Yes, the billion dollar baby of Groupon is probably the first to come to mind. And the principle in itself will be the next phenomenon of online retail madness. What it has and probably will become is a natural progression in social media and online shopping.
One scenario might be that, rather than buying through Facebook, you'll be linked through Groupon and do your own kind of collective bargaining with brands that are willing to talk to you. Facebook may not like this, but even the investment cash rich have to adapt or adopt to be in on the group game.

Paying for it

The last stage of adolescence for publishing is upon us. The big publishing brands have been our “virtual parents" of content for long enough. This will be the inevitable jumping off point for the poignant and the popular in publishing.
The NYT will be a paid subscription in the early part of the coming year and many others will follow. What will separate the wheat from the chaff of online magazines and news is how valuable they are to the reader.
The paying for professional online content will be the true end of the physical publication and it seems that the public is ready to cut bait.

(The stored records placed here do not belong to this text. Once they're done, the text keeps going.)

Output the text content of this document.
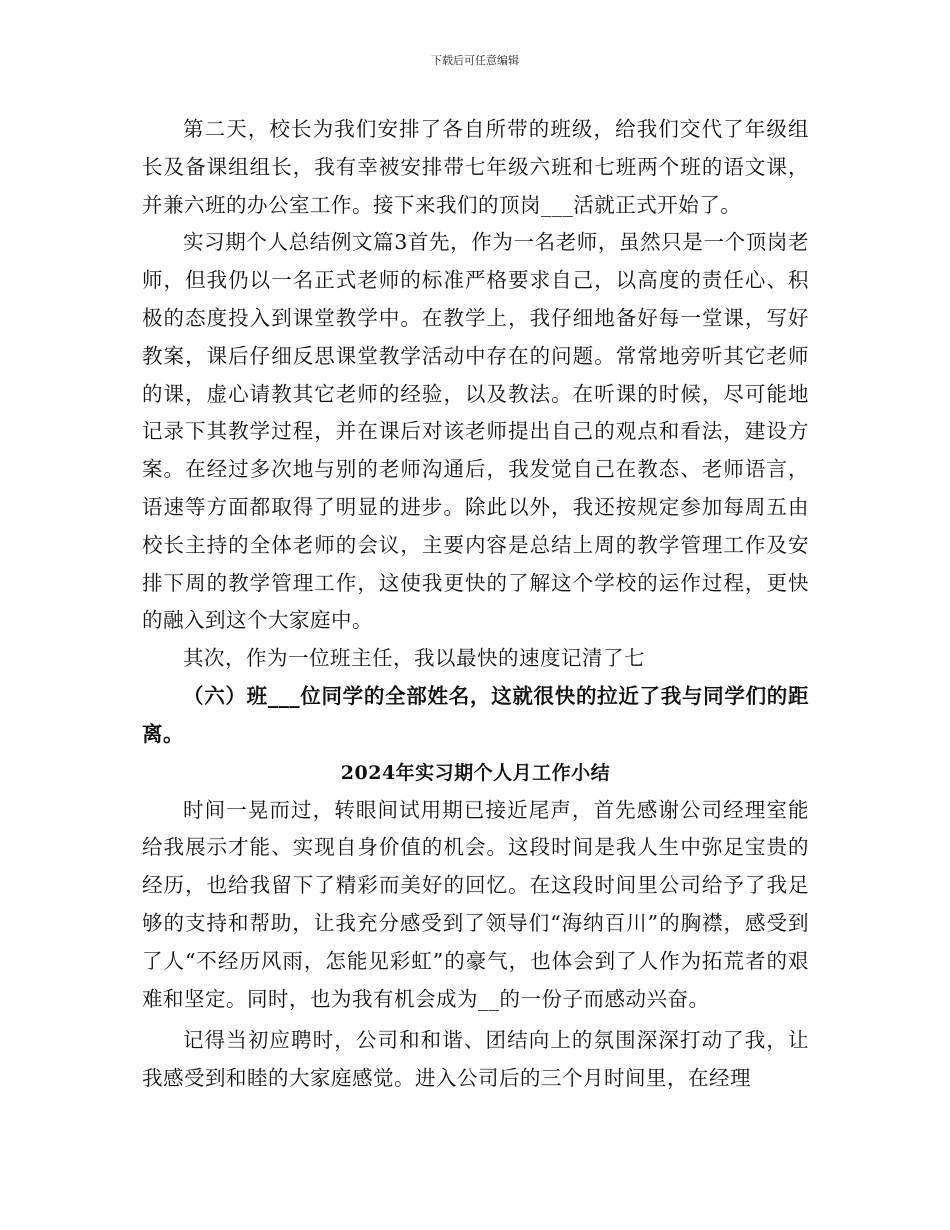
下载后可任意编辑

第二天，校长为我们安排了各自所带的班级，给我们交代了年级组长及备课组组长，我有幸被安排带七年级六班和七班两个班的语文课，并兼六班的办公室工作。接下来我们的顶岗___活就正式开始了。

实习期个人总结例文篇3首先，作为一名老师，虽然只是一个顶岗老师，但我仍以一名正式老师的标准严格要求自己，以高度的责任心、积极的态度投入到课堂教学中。在教学上，我仔细地备好每一堂课，写好教案，课后仔细反思课堂教学活动中存在的问题。常常地旁听其它老师的课，虚心请教其它老师的经验，以及教法。在听课的时候，尽可能地记录下其教学过程，并在课后对该老师提出自己的观点和看法，建设方案。在经过多次地与别的老师沟通后，我发觉自己在教态、老师语言，语速等方面都取得了明显的进步。除此以外，我还按规定参加每周五由校长主持的全体老师的会议，主要内容是总结上周的教学管理工作及安排下周的教学管理工作，这使我更快的了解这个学校的运作过程，更快的融入到这个大家庭中。

其次，作为一位班主任，我以最快的速度记清了七

（六）班___位同学的全部姓名，这就很快的拉近了我与同学们的距离。

2024年实习期个人月工作小结

时间一晃而过，转眼间试用期已接近尾声，首先感谢公司经理室能给我展示才能、实现自身价值的机会。这段时间是我人生中弥足宝贵的经历，也给我留下了精彩而美好的回忆。在这段时间里公司给予了我足够的支持和帮助，让我充分感受到了领导们“海纳百川”的胸襟，感受到了人“不经历风雨，怎能见彩虹”的豪气，也体会到了人作为拓荒者的艰难和坚定。同时，也为我有机会成为__的一份子而感动兴奋。

记得当初应聘时，公司和和谐、团结向上的氛围深深打动了我，让我感受到和睦的大家庭感觉。进入公司后的三个月时间里，在经理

Virtual acknowledges the physical

Retail is the last bastion of the counter-digital experience. Apart from a few interesting showings, apparel retailers have been the last to take digital to the physical experience. And to be fair, buying an article of clothing is a highly personal and particular psychological experience for the buyer.
Apart from the tactile, what will change is in the service methods that consumers receive in stores. Best Buy has done an amazing job in re-engineering its model to the products and consumers through training, design and digital.
Now digital you say, big whup! Well, the interesting thing is that Best Buy didn't develop any new digital technology to change its business, they just used what was out there.
The TWELP force idea was one of the best things Best Buy could do for themselves, not to engineer the virtual world of Twitter to its wishes, but to adjust its customer service to the use of Twitter as a service tool. Brilliant thinking and a sign of things to come.

Location, location, location

We all know Foursquare has made an impact on social media and those who consume it. In the coming year Facebook will simply turn up the volume dial and have quintupled the subscribers of Foursquare.
But this isn’t just about people checking in anymore. Now businesses can instantly register all their locations and you’ll have a networked location experience. If you travel a lot like I do, this may be a good thing.
Like many features that come and go, this one won’t go away and Facebook will dominate. So 2011 may see an end to the first footer in location-based marketing (sorry Foursquare, you needed a better logo) and exciting forays into location-based marketing.

The year of mobile...again

Mobile has been the Godot of the technology launch world. Since 1998 I've been hearing that next year mobile will be big, and each year it never happens. Well I think the mobile era has finally come to reality.
The Android and Apple platforms are solid, well engineered and ready to change our world. Applications and optics have been the two elements that completed the mobile cake. Gone will be the short-lived and quickly unused "app candy" that has been prevalent in this first era of smartphones. 2010 was a platform building year for mobile, now its time for lift-off.

White spaces will be filled

Mobile's eminent arrival to the vanguard will not be purely due to its longevity in the device game. Remember back in June when in the US the broadcast signal was no more? Well now your mobile phones will be on it in a big way.
Recently AT&T added to its bandwidth portfolio in a play to win the mobile war. This along with other purchases will give consumers a lot more to do at the end of the arm than wait for a signal to come up or for email to download. The age of dial-up speed on mobile devices is coming to an end. 

Content and malcontents

Now with all this newness around, one cannot help but notice the burnout that ensues when engaging in this new world. Why? We first need to wake up and understand that the life blood of all these devices, applications, networks, widgets and the like is the content that is delivered through them.
In the past couple of years, media and content didn't work out this relationship and the dissonance of random information has been shortening attention spans every minute.
Our next evolution in the digital world is in moving beyond the simple fascination with new apps and devices and the true application of them in our lives through valuable and relevant content.
Bad content will fade and the rise of “storied products” will be delivered by transmedia producers through multiple screens in a multitude of contexts.
So, Get whatever rest you can before starting the year. It's going to be a good one.